We just released security updates to Jenkins, versions 2.146 and 2.138.2, that fix multiple security vulnerabilities.
For an overview of what was fixed, see the security advisory. For an overview on the possible impact of these changes on upgrading Jenkins LTS, see our LTS upgrade guide.
Further improvements
In addition to the security fixes listed in the security advisory, we also applied multiple improvements that make future security vulnerabilities more difficult, or even impossible to exploit.
One such improvement concerns cross-site scripting vulnerabilities, and comes with a risk of regressions.
Jenkins uses a fork of Jelly for the vast majority of the views it renders. Since 2011, it includes a feature that lets view authors opt in or out of automatic escaping of variable values for rendering in HTML, and since 2016, the plugin build tooling requires that views explicitly specify whether to apply this automatic escaping. Details are available in the developer documentation.
Until now, if views do not declare whether to automatically escape, they were rendered without automatic escaping, and developers were expected to explicitly escape every variable reference that was not supposed to contain markup. This has resulted in a number of cross-site scripting (XSS) vulnerabilities, most recently SECURITY-1130 in Job Config History Plugin.
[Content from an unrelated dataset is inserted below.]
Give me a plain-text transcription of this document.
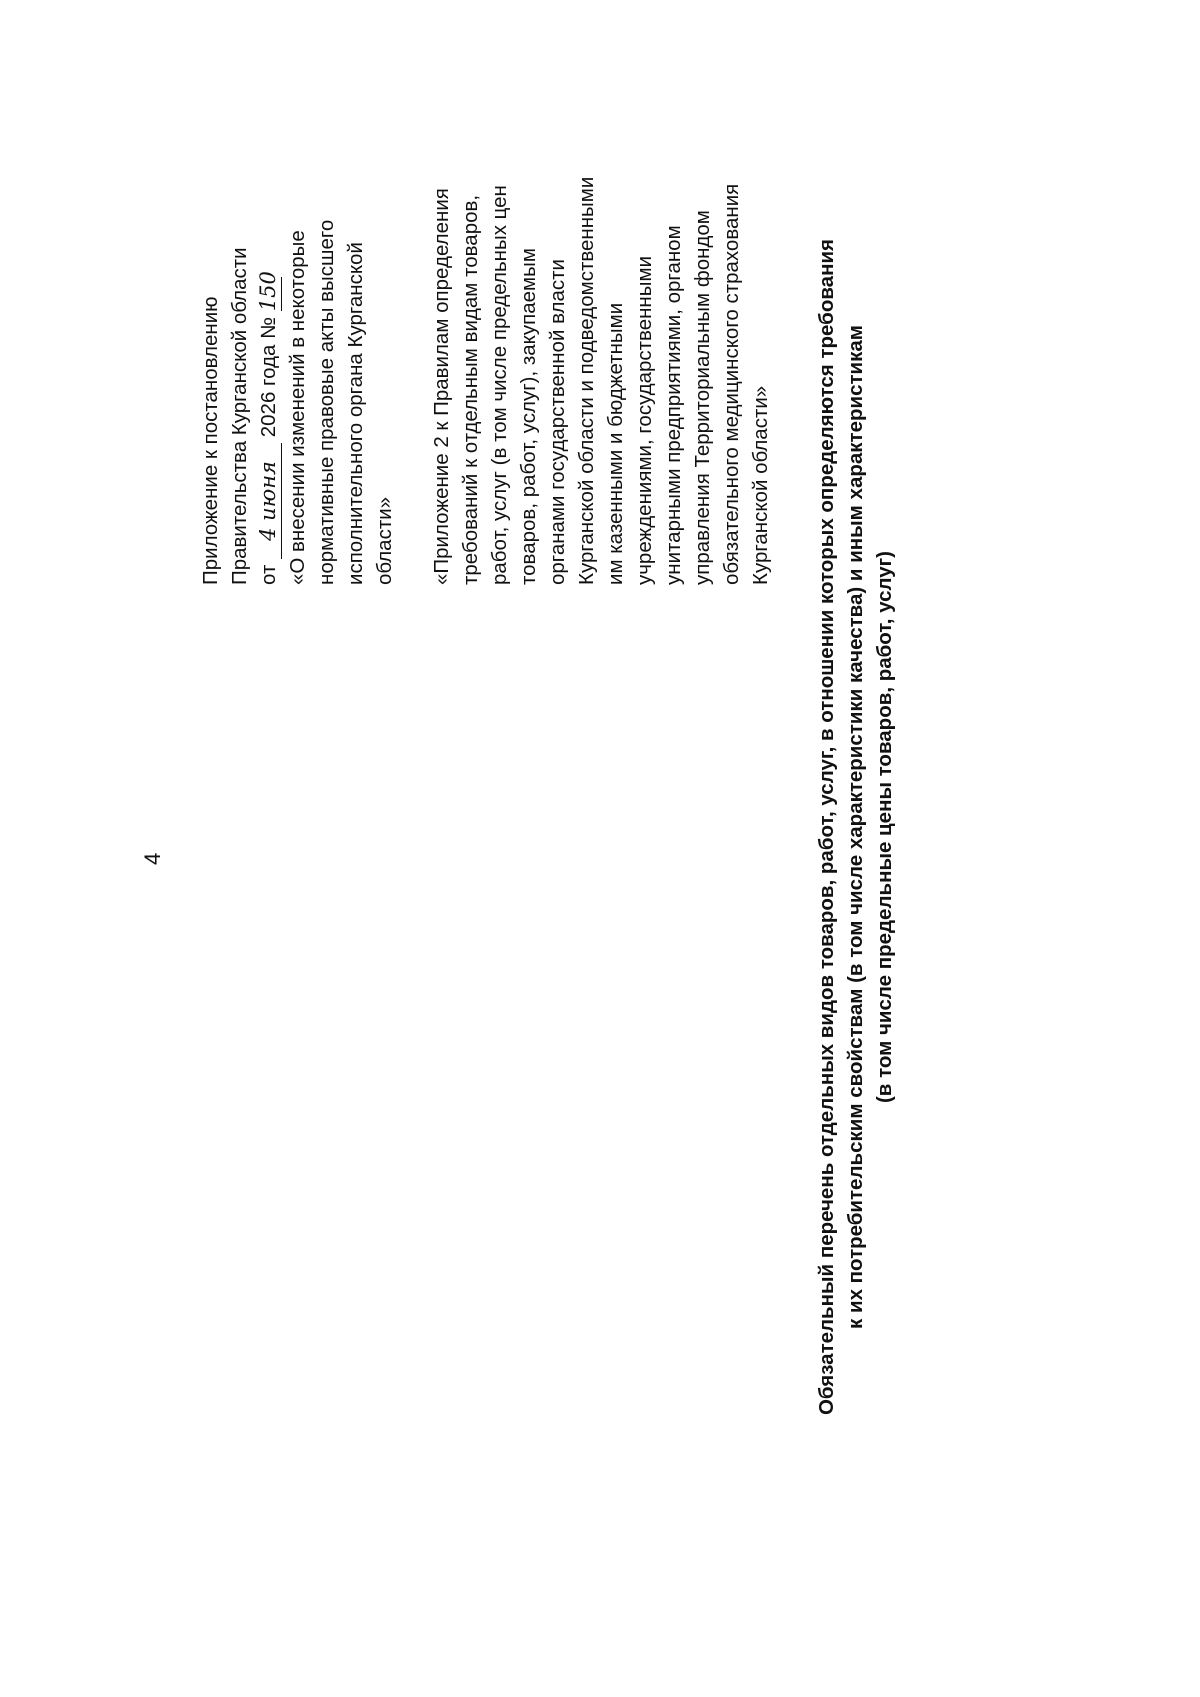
4
Приложение к постановлению Правительства Курганской области от 4 июня 2026 года № 150 «О внесении изменений в некоторые нормативные правовые акты высшего исполнительного органа Курганской области» «Приложение 2 к Правилам определения требований к отдельным видам товаров, работ, услуг (в том числе предельных цен товаров, работ, услуг), закупаемым органами государственной власти Курганской области и подведомственными им казенными и бюджетными учреждениями, государственными унитарными предприятиями, органом управления Территориальным фондом обязательного медицинского страхования Курганской области» Обязательный перечень отдельных видов товаров, работ, услуг, в отношении которых определяются требования к их потребительским свойствам (в том числе характеристики качества) и иным характеристикам (в том числе предельные цены товаров, работ, услуг)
For that reason, we have decided to enable this automatic escaping by default if plugins do not specify a preference. This can result in problems with some plugins if they need their output to remain unescaped. We expect that those plugins will adapt pretty quickly to this change, as the fix is typically straightforward.
In the mean time, users can set the system propertyorg.kohsuke.stapler.jelly.CustomJellyContext.escapeByDefault
to false
to disable this additional protection.